Weinberg focused on the workplace, and said we're more alike at work than outside it in terms of how we walk, dress, and talk. He compared 50s conformity with 90s conformity, noting the unwritten rules that determine the appropriate size of office crucifixes (6 inches is okay; 6 feet is not), shoe type, and smell. He noted that the more important you are, the less smell you have, explaining that he'd never met a CEO with any discernable scent.

The Web removes many barriers, including a relationship between size and control, he said. The ancient assumption is that "the larger the size of the project, the more important you get to be," he said. The Internet doesn't require that kind of control to be enormous, however.

Weinberger said that the Web, by increasing communication between co-workers and the folks who make things and the actual users of their products, has subverted marketing, which he said mostly prevents communication between employees and customers, anyway.

He noted a number of examples of this breakdown, and among them, cited Blue Mountain Arts, a popular electronic greeting card site. Its appeal initially eluded him, he said, because the site is so messy. But by reading about the creators and seeing pictures of them with a painted VW, he realized that their site was exactly like their old car. They appeal to people through their genuineness, he said, noting that the site is "not a slick, sterile piece of crap."
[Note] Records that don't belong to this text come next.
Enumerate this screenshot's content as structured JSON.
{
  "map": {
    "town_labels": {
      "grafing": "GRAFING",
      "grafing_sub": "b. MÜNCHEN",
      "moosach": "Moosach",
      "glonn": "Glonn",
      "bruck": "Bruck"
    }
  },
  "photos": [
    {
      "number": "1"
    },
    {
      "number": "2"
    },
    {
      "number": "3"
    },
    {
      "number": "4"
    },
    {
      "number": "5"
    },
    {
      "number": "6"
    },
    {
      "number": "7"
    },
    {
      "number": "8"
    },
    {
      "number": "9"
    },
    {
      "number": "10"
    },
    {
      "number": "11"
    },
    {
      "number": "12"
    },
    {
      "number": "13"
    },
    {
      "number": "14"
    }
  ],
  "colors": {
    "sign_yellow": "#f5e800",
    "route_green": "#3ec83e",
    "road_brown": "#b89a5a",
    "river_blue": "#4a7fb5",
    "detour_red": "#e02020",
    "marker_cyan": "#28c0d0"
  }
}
Weinberger concluded, much like Li Lu's analysis of modern China, that the Internet is driving out fear, which is one of the inhibitors of business and underpinnings of large, hierarchical organizations. Businesses based on fear won't have much of a business left, he said.

In follow-up Q&A, Weinberger was pressed for a one-word definition of the Web. He couldn't pull that off, but said the closest he's come is "persistent public space." Another audience member asked about the breakdown of boundaries between home and work life. Weinberger noted that we're allowed to distinguish between our ethics and morality at work and in our private life, and that it's like "walking around with an axe in our head." People routinely carry out marketing behavior of a kind that "we hate when people do that to us."